The Rev. Stephen Spencer, vice principal of St. Hild College in West Yorkshire, is the new director for theological education in the Anglican Communion. Spencer will strengthen links between theological colleges and courses in the Global North and the Global South.
“There are resources and inspiration which can be shared in both directions, for the benefit of all,” Spencer said. “The director will need to be a kind of matchmaker facilitating this.”
In his new role, Spencer will encourage friendships between ordinands and other students across the Anglican Communion, laying foundations for future unity and mission. He will also explore possibilities for making courses available online, particularly for areas with limited resources.
In a 2012 report [PDF], a working group on Theological Education for the Anglican Communion recommended creating the post. The idea was endorsed by the Anglican Consultative Council during its meeting in Auckland, New Zealand.
The new post is funded by the St. Augustine’s Foundation, a charity with origins at Canterbury Cathedral. The foundation was originally established by a Royal Charter in 1848 for the “provision of a college to provide an education to qualify young men for the service of the church in the distant dependencies of our Empire.”
The charity’s purposes have been updated through the years and it now works to enable the training of men and women for ministry in churches of the Anglican Communion.
“Theological education is vitally important in the Anglican Communion, as we must invest in having fully trained church leaders to share the gospel and see Christ’s kingdom grow,” said the Most Rev. Josiah Idowu-Fearon, secretary general of the Anglican Communion. “In many parts of the Communion, theological education resources and activity is constrained, so this post and Stephen’s appointment represent an important investment for the future.”

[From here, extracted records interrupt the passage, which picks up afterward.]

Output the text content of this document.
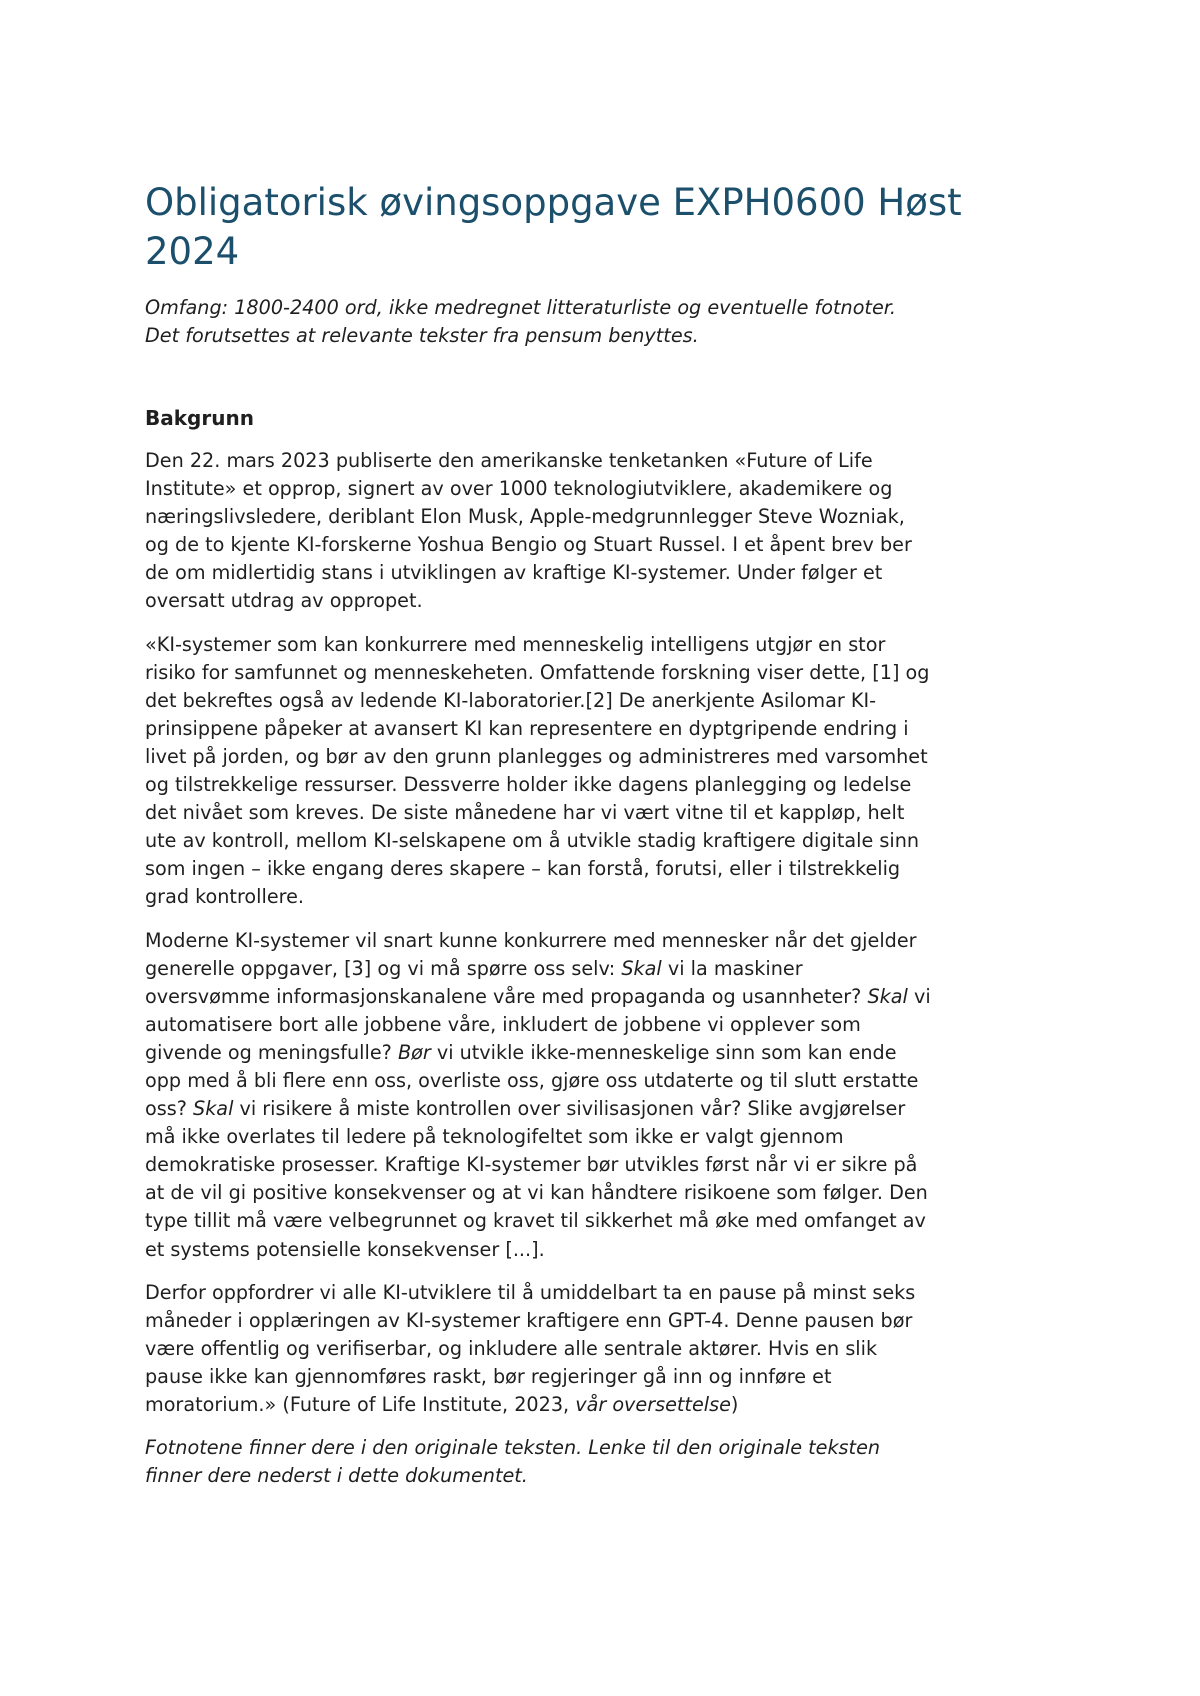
Obligatorisk øvingsoppgave EXPH0600 Høst
2024

Omfang: 1800-2400 ord, ikke medregnet litteraturliste og eventuelle fotnoter.
Det forutsettes at relevante tekster fra pensum benyttes.

Bakgrunn

Den 22. mars 2023 publiserte den amerikanske tenketanken «Future of Life
Institute» et opprop, signert av over 1000 teknologiutviklere, akademikere og
næringslivsledere, deriblant Elon Musk, Apple-medgrunnlegger Steve Wozniak,
og de to kjente KI-forskerne Yoshua Bengio og Stuart Russel. I et åpent brev ber
de om midlertidig stans i utviklingen av kraftige KI-systemer. Under følger et
oversatt utdrag av oppropet.

«KI-systemer som kan konkurrere med menneskelig intelligens utgjør en stor
risiko for samfunnet og menneskeheten. Omfattende forskning viser dette, [1] og
det bekreftes også av ledende KI-laboratorier.[2] De anerkjente Asilomar KI-
prinsippene påpeker at avansert KI kan representere en dyptgripende endring i
livet på jorden, og bør av den grunn planlegges og administreres med varsomhet
og tilstrekkelige ressurser. Dessverre holder ikke dagens planlegging og ledelse
det nivået som kreves. De siste månedene har vi vært vitne til et kappløp, helt
ute av kontroll, mellom KI-selskapene om å utvikle stadig kraftigere digitale sinn
som ingen – ikke engang deres skapere – kan forstå, forutsi, eller i tilstrekkelig
grad kontrollere.

Moderne KI-systemer vil snart kunne konkurrere med mennesker når det gjelder
generelle oppgaver, [3] og vi må spørre oss selv: Skal vi la maskiner
oversvømme informasjonskanalene våre med propaganda og usannheter? Skal vi
automatisere bort alle jobbene våre, inkludert de jobbene vi opplever som
givende og meningsfulle? Bør vi utvikle ikke-menneskelige sinn som kan ende
opp med å bli flere enn oss, overliste oss, gjøre oss utdaterte og til slutt erstatte
oss? Skal vi risikere å miste kontrollen over sivilisasjonen vår? Slike avgjørelser
må ikke overlates til ledere på teknologifeltet som ikke er valgt gjennom
demokratiske prosesser. Kraftige KI-systemer bør utvikles først når vi er sikre på
at de vil gi positive konsekvenser og at vi kan håndtere risikoene som følger. Den
type tillit må være velbegrunnet og kravet til sikkerhet må øke med omfanget av
et systems potensielle konsekvenser [...].

Derfor oppfordrer vi alle KI-utviklere til å umiddelbart ta en pause på minst seks
måneder i opplæringen av KI-systemer kraftigere enn GPT-4. Denne pausen bør
være offentlig og verifiserbar, og inkludere alle sentrale aktører. Hvis en slik
pause ikke kan gjennomføres raskt, bør regjeringer gå inn og innføre et
moratorium.» (Future of Life Institute, 2023, vår oversettelse)

Fotnotene finner dere i den originale teksten. Lenke til den originale teksten
finner dere nederst i dette dokumentet.
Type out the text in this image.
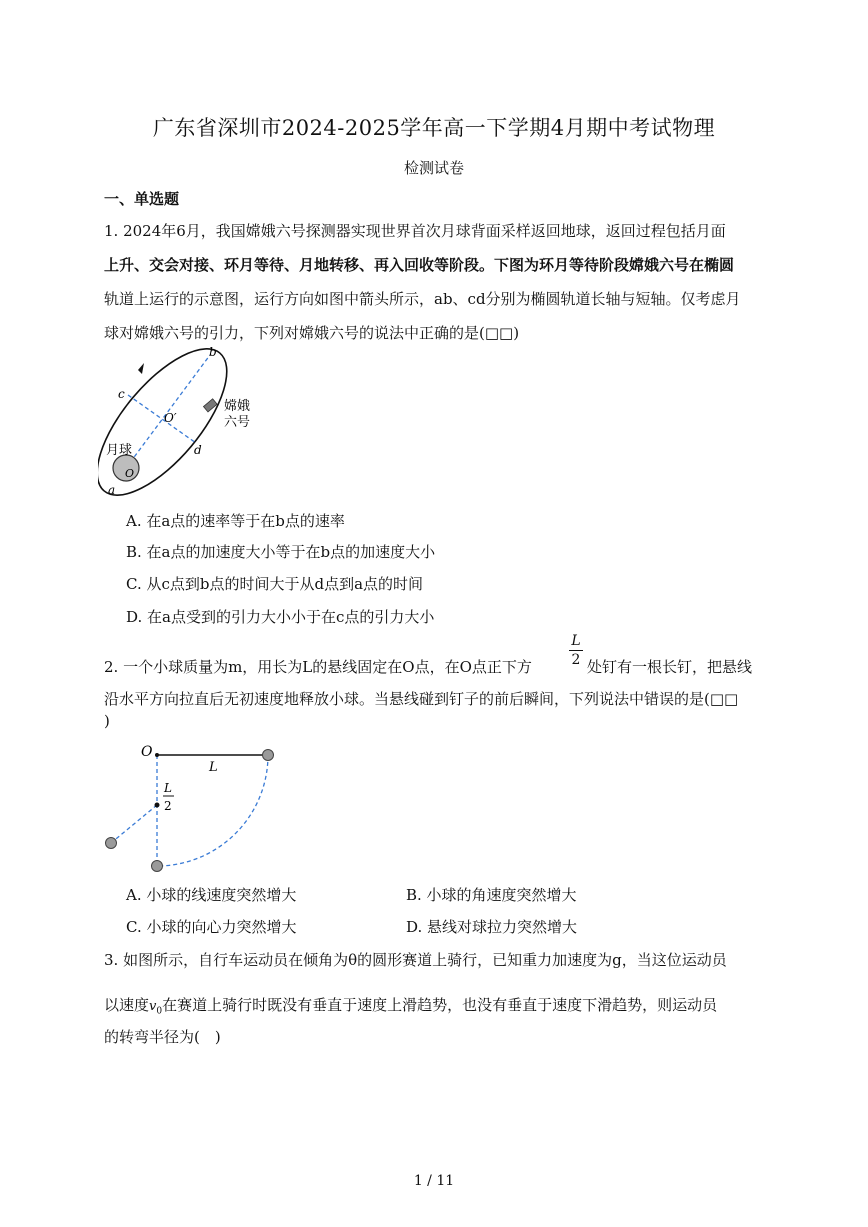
广东省深圳市2024-2025学年高一下学期4月期中考试物理
检测试卷
一、单选题
1. 2024年6月，我国嫦娥六号探测器实现世界首次月球背面采样返回地球，返回过程包括月面
上升、交会对接、环月等待、月地转移、再入回收等阶段。下图为环月等待阶段嫦娥六号在椭圆
轨道上运行的示意图，运行方向如图中箭头所示，ab、cd分别为椭圆轨道长轴与短轴。仅考虑月
球对嫦娥六号的引力，下列对嫦娥六号的说法中正确的是(□□)
b
c
O′
d
a
O
月球
嫦娥
六号
A. 在a点的速率等于在b点的速率
B. 在a点的加速度大小等于在b点的加速度大小
C. 从c点到b点的时间大于从d点到a点的时间
D. 在a点受到的引力大小小于在c点的引力大小
2. 一个小球质量为m，用长为L的悬线固定在O点，在O点正下方
L
2 处钉有一根长钉，把悬线
沿水平方向拉直后无初速度地释放小球。当悬线碰到钉子的前后瞬间，下列说法中错误的是(□□
)
O
L
L
2
A. 小球的线速度突然增大	B. 小球的角速度突然增大
C. 小球的向心力突然增大	D. 悬线对球拉力突然增大
3. 如图所示，自行车运动员在倾角为θ的圆形赛道上骑行，已知重力加速度为g，当这位运动员
以速度$v_0$在赛道上骑行时既没有垂直于速度上滑趋势，也没有垂直于速度下滑趋势，则运动员
的转弯半径为(　)
1 / 11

Spencer’s experience of the wider Anglican Communion includes his work as link officer for the Church of England’s Diocese of Leeds and the Anglican Church of Tanzania, where he has been a canon of St. John’s Cathedral, Musoma, since 2013.
He has made annual visits to Tanzania for the past six years, building links between churches in Yorkshire and the Dioceses of Mara. He has also lived for several years in Zimbabwe, where he served as a chaplain and parish priest.